Por otra parte, sabe que el bienestar del obrero depende del progreso de la industria. A mayor rendimiento, más jornal, mejor vida. Y a mejorar la industria encamina todo su esfuerzo. Hay que conseguir a toda costa, como sea, el perfeccionamiento de las industrias; si hacen falta técnicos extranjeros, se traen y se pagan fabulosamente, prescindiendo de toda teoría comunista. El caso es que la industria rusa pueda pagar el bienestar del trabajador. Hoy, a pesar de la dictadura del proletariado, el obrero de la fábrica vive peor en Moscú que en Berlín, Londres o Nueva York.
Los enemigos profesionales del comunismo atribuyen esto al régimen imperante hoy en Rusia, y hacen de ello su mejor arma para combatirla. Nada más injusto. El comunista va hoy por todas las repúblicas de la Unión predicando con unción evangélica la necesidad de la industrialización, de la máquina, del perfeccionamiento técnico que traerá, al fin, el bienestar del trabajador.
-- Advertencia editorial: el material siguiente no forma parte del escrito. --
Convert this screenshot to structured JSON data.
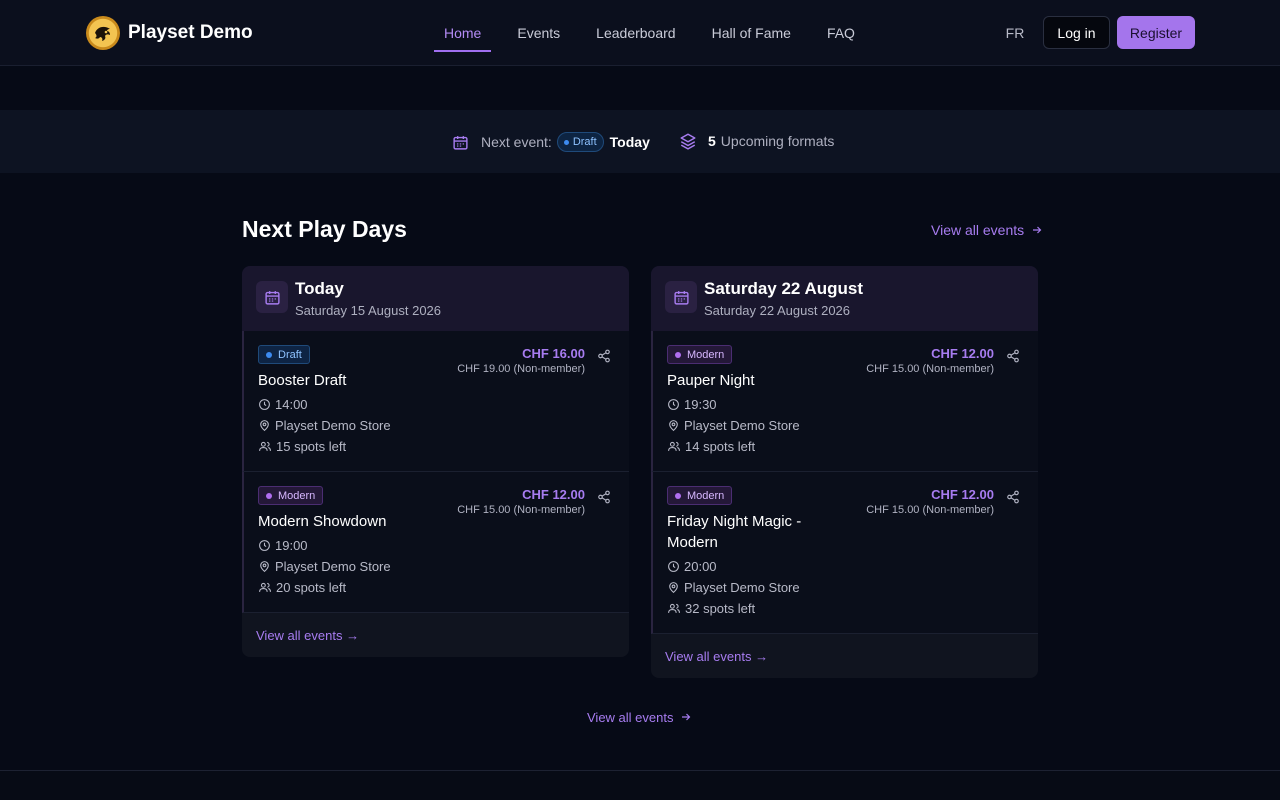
{
  "header": {
    "brand": "Playset Demo",
    "nav": [
      "Home",
      "Events",
      "Leaderboard",
      "Hall of Fame",
      "FAQ"
    ],
    "active_nav": "Home",
    "lang": "FR",
    "login": "Log in",
    "register": "Register"
  },
  "band": {
    "next_label": "Next event:",
    "next_badge": "Draft",
    "next_when": "Today",
    "formats_count": "5",
    "formats_label": "Upcoming formats"
  },
  "section": {
    "title": "Next Play Days",
    "view_all": "View all events",
    "view_all_bottom": "View all events"
  },
  "days": [
    {
      "title": "Today",
      "date": "Saturday 15 August 2026",
      "footer": "View all events →",
      "events": [
        {
          "tag": "Draft",
          "name": "Booster Draft",
          "price": "CHF 16.00",
          "price_non_member": "CHF 19.00 (Non-member)",
          "time": "14:00",
          "location": "Playset Demo Store",
          "spots": "15 spots left"
        },
        {
          "tag": "Modern",
          "name": "Modern Showdown",
          "price": "CHF 12.00",
          "price_non_member": "CHF 15.00 (Non-member)",
          "time": "19:00",
          "location": "Playset Demo Store",
          "spots": "20 spots left"
        }
      ]
    },
    {
      "title": "Saturday 22 August",
      "date": "Saturday 22 August 2026",
      "footer": "View all events →",
      "events": [
        {
          "tag": "Modern",
          "name": "Pauper Night",
          "price": "CHF 12.00",
          "price_non_member": "CHF 15.00 (Non-member)",
          "time": "19:30",
          "location": "Playset Demo Store",
          "spots": "14 spots left"
        },
        {
          "tag": "Modern",
          "name": "Friday Night Magic - Modern",
          "price": "CHF 12.00",
          "price_non_member": "CHF 15.00 (Non-member)",
          "time": "20:00",
          "location": "Playset Demo Store",
          "spots": "32 spots left"
        }
      ]
    }
  ],
  "colors": {
    "accent": "#a475ec",
    "background": "#060a16",
    "draft_blue": "#3d8bf0"
  }
}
Por eso este compañero mío de viaje se transfigura al contemplar las chimeneas humeantes de las fábricas de Jarcevo, como si tuviese la visión de una Rusia del porvenir en la que la ilusión comunista se hubiese realizado plenamente.
Hemos llegado a Moscú. Sus trescientas iglesias destacan sobre la masa informe de esta extraña ciudad. En el fondo, el sol que va ocultándose finge una alegoría comunista, una de esas alegorías rojas tan inocentes que tanto entusiasman a los bolcheviques.